PPDI masih terus berharap agar Raperda yang membahas tentang kaum disabilitas termasuk dalam mendapatkan pekerjaan secara umum bisa diperjuangkan. “Kami akan terus berjuang,” ucapnya.
Anggota Komisi V DPRD Provinsi Lampung A. Imron, mengatakan pihaknya akan kosen untuk membahas terkait rapeda soal serapan tenaga kerja bagi kaum disabilitas ini. Saat ini pembahasan terus dialnjutkan dengan mengundang beberapa pihak untuk penguatan raperda ini.
Partisipasi Rendah
Rendahnya partisipasi angkatan kerja penyandang disabilitas tak hanya di Lampung, tetapi secara keseluruhan di Indonesia pun masih rendah.

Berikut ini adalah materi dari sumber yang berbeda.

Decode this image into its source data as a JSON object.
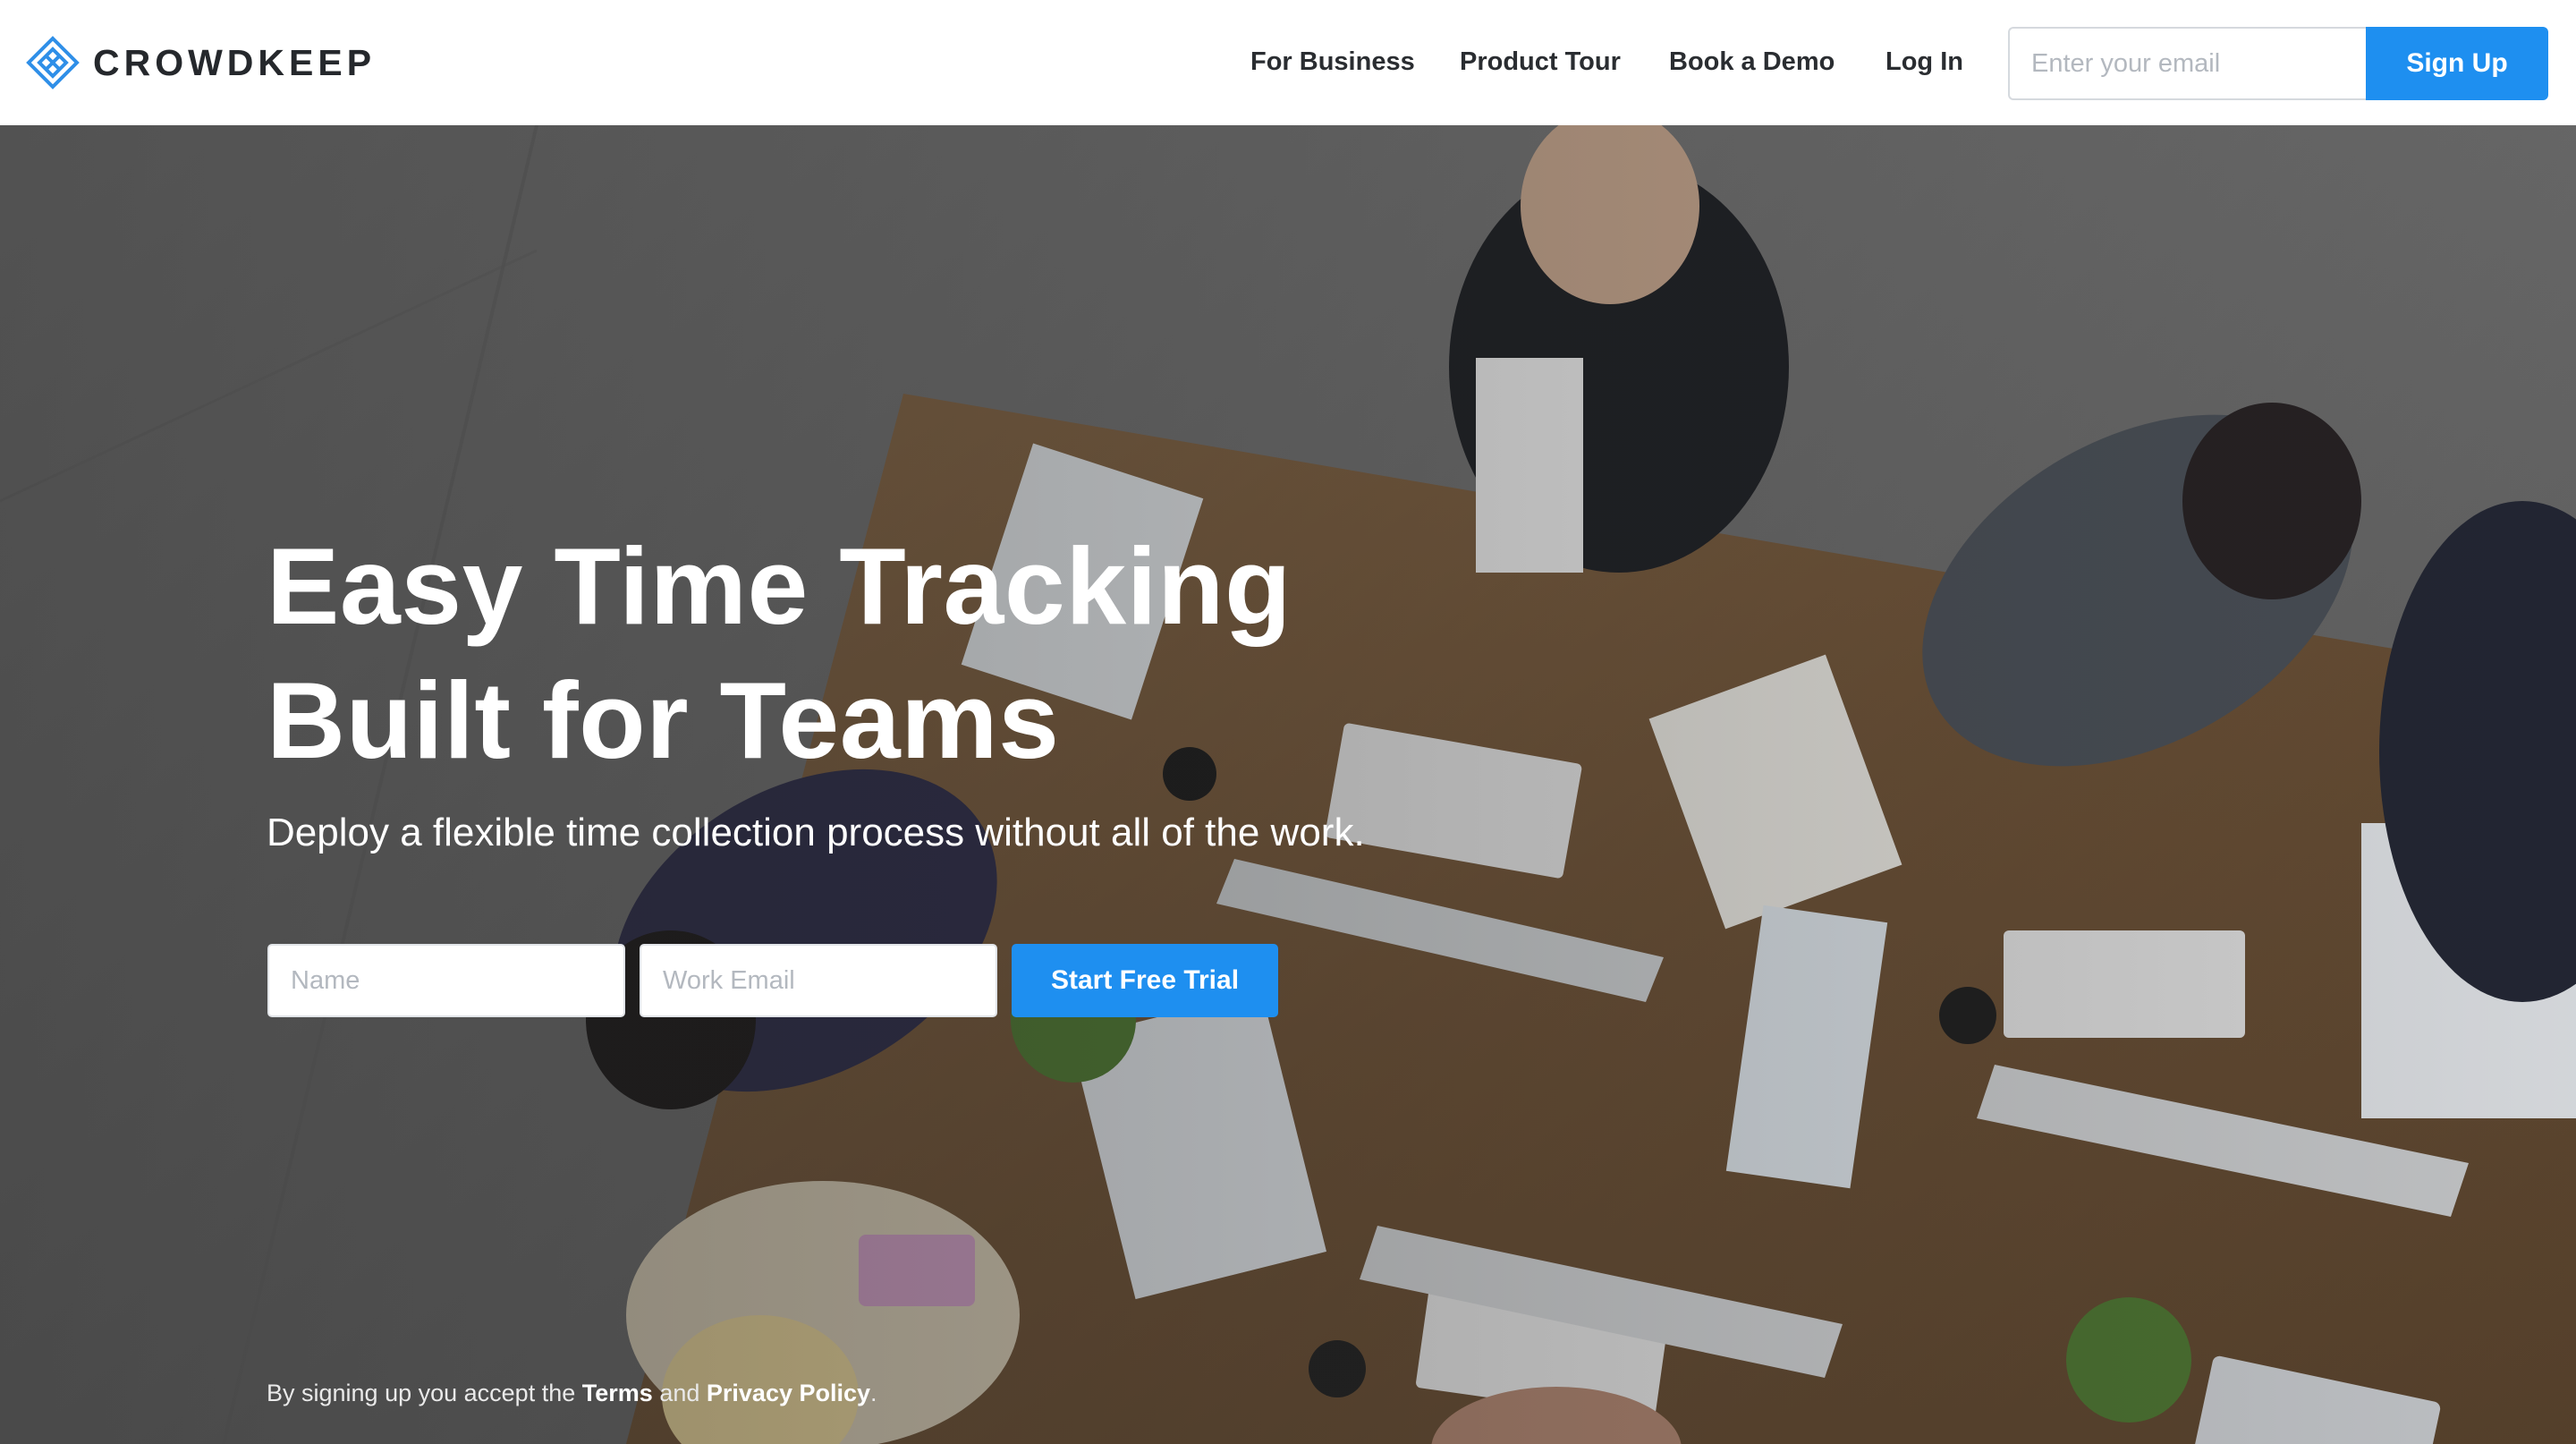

Hal ini dipengaruhi oleh masih terbatasnya ketersediaan lapangan kerja dan diskriminasi serta stigma bagi penyandang disabilitas di dunia kerja.
Jika menilik data Badan Pusat Statistik (BPS) pada bulan Februari 2020 mencatat jumlah penduduk usia kerja penyandang disabilitas sebanyak 17,74 juta orang. Dari jumlah itu, yang masuk ke angkatan kerja ada sebanyak 7,8 juta orang yang berarti Tingkat Partisipasi Angkatan Kerja (TPAK) Penyandang Disabilitas hanya sekitar 44 persen, angka ini jauh di bawah angka TPAK Nasional yang sebesar 69 persen.
Hak mendapatkan pekerjaan bagi kaum disabilitas sudah diatur dalam Undang-undang. Dalam UU 8 Tahun 2016 tentang Penyandang Disabilitas disebutkan bahwa Penyandang Disabilitas adalah setiap orang yang mengalami keterbatasan fisik, intelektual, mental, dan/atau sensorik dalam jangka waktu lama yang dalam berinteraksi dengan lingkungan dapat mengalami hambatan dan kesulitan untuk berpartisipasi secara penuh dan efektif dengan warga negara lainnya berdasarkan kesamaan hak. Di sini kaum difabel memiliki kesamaan hak untuk mendapatkan pekerjaan di ranah publik.
Selain itu, perlindungan kesempatan kerja bagi tenaga kerja penyandang disabilitas juga diakui dalam Undang-Undang Nomor 13 Tahun 2003 tentang Ketenagakerjaan yaitu dalam Pasal 5 yang menyatakan bahwa setiap tenaga kerja memiliki kesempatan yang sama tanpa diskriminasi untuk mendapatkan pekerjaan.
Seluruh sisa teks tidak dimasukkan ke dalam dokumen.